Do any compression algorithms use and approximate matching technique like ssdeep to sort the files by similarity before compression starts? It might be slower but if the compression was 15x better then it might be worth it in some scenarios.
Sorting chunks by similarity: commonly used tools don't do that. Most archive tools only sort by file type.
I wrote a tool that chunks the data (into variable-sized blocks, to re-sync if there are multiple files that have different length prefixes, but that's another story), and then sorts the chunks by LSH (locality sensitive hash). LSH is used by search engines to detect similar text. It can compress directories that contain multiple version of e.g. source code very well (e.g. trunk, branches). https://github.com/h2database/h2database/blob/master/h2/src/...
I discussed this approach with a researcher in this area in January 2020. AFAIK there is active research in this area, specially to compress DNA sequences. But he also wasn't aware of papers or research in this area for general-purpose data compression.
So, I think this area is largely uncharted. I would be interested (as a hobby side project) to help, if somebody is interested.
Summary:
* Regular compression algorithms use a certain "window size": this can be 32 KB, or 2 GB, or so. But sorting chunks can be faster faster and can improve the compression rate.
* Regular compression tools can sort by file name and file type.
* Data de-duplication tools (e.g. enterprise backup tools) chunk the data in a smart way, but then only support exact duplicates (not near duplicates).
* Locality sensitive hashing: it is not used in common compression tools so far AFAIK.
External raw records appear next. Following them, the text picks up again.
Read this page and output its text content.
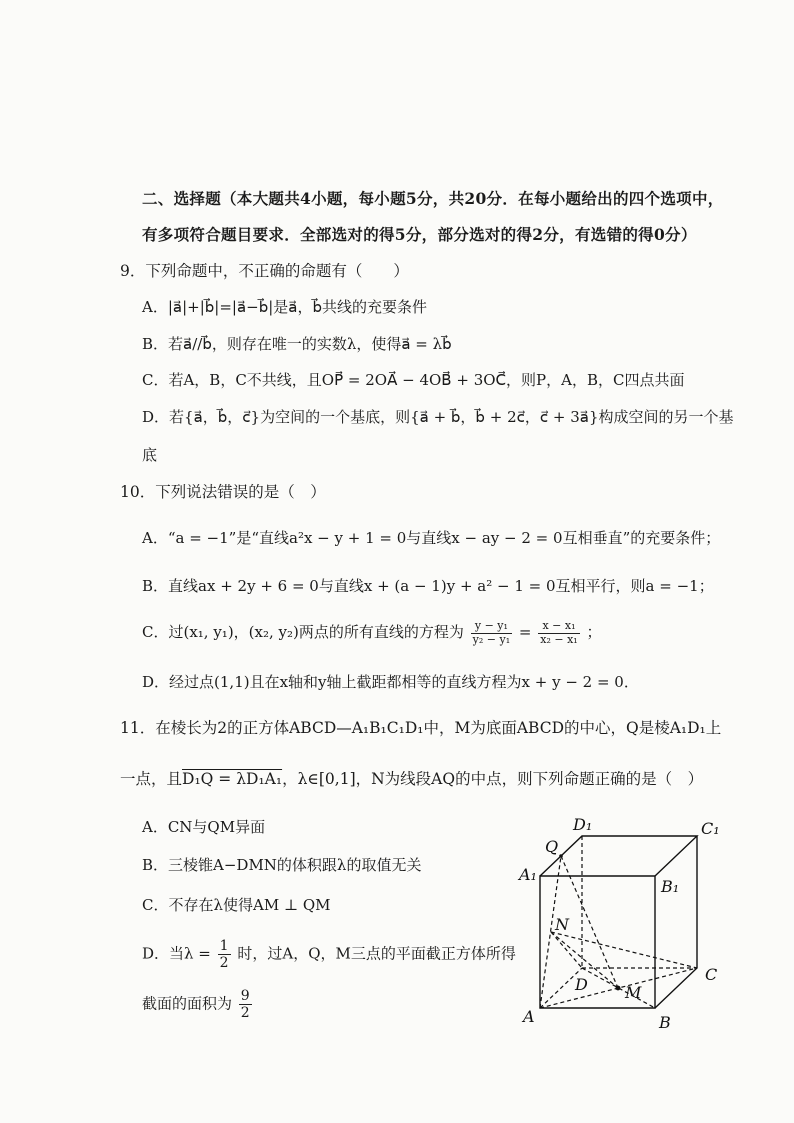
二、选择题（本大题共4小题，每小题5分，共20分．在每小题给出的四个选项中，
有多项符合题目要求．全部选对的得5分，部分选对的得2分，有选错的得0分）
9．下列命题中，不正确的命题有（　　）
A．|a⃗|+|b⃗|=|a⃗−b⃗|是a⃗，b⃗共线的充要条件
B．若a⃗//b⃗，则存在唯一的实数λ，使得a⃗ = λb⃗
C．若A，B，C不共线，且OP⃗ = 2OA⃗ − 4OB⃗ + 3OC⃗，则P，A，B，C四点共面
D．若{a⃗，b⃗，c⃗}为空间的一个基底，则{a⃗ + b⃗，b⃗ + 2c⃗，c⃗ + 3a⃗}构成空间的另一个基
底
10．下列说法错误的是（　）
A．“a = −1”是“直线a²x − y + 1 = 0与直线x − ay − 2 = 0互相垂直”的充要条件；
B．直线ax + 2y + 6 = 0与直线x + (a − 1)y + a² − 1 = 0互相平行，则a = −1；
C．过(x₁, y₁)，(x₂, y₂)两点的所有直线的方程为 $\frac{\text{y − y₁}}{\text{y₂ − y₁}} = \frac{\text{x − x₁}}{\text{x₂ − x₁}}$ ；
D．经过点(1,1)且在x轴和y轴上截距都相等的直线方程为x + y − 2 = 0．
11．在棱长为2的正方体ABCD—A₁B₁C₁D₁中，M为底面ABCD的中心，Q是棱A₁D₁上
一点，且D₁Q = λD₁A₁，λ∈[0,1]，N为线段AQ的中点，则下列命题正确的是（　）
A．CN与QM异面
B．三棱锥A−DMN的体积跟λ的取值无关
C．不存在λ使得AM ⊥ QM
D．当$\lambda = \frac{1}{2}$ 时，过A，Q，M三点的平面截正方体所得
截面的面积为 $\frac{9}{2}$
D₁	C₁
Q
A₁
B₁
N
D M
C
A	B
You can use binsort to sort the file list upfront by similarity of contents, which is usable with tar and zip and so can be piped into any other compression you want (every once in a great while when I can't come up with a good filename-based sort, I try out binsort); and lrzip attempts to do long-range similarity detection without changing order to do something similar.
"Binsort - sort files by binary similarity": Thanks for the info! Yes, this seems to do something similar to what I implemented, on a file level (not chunk level). It seems to be O(n^2), while my algorithm is O(sort(n)). But having a standalone too is great!
lrzip / rzip use 900 MB a window, which used to be huge at that time it was written (1998?). But nowadays it is considered medium size.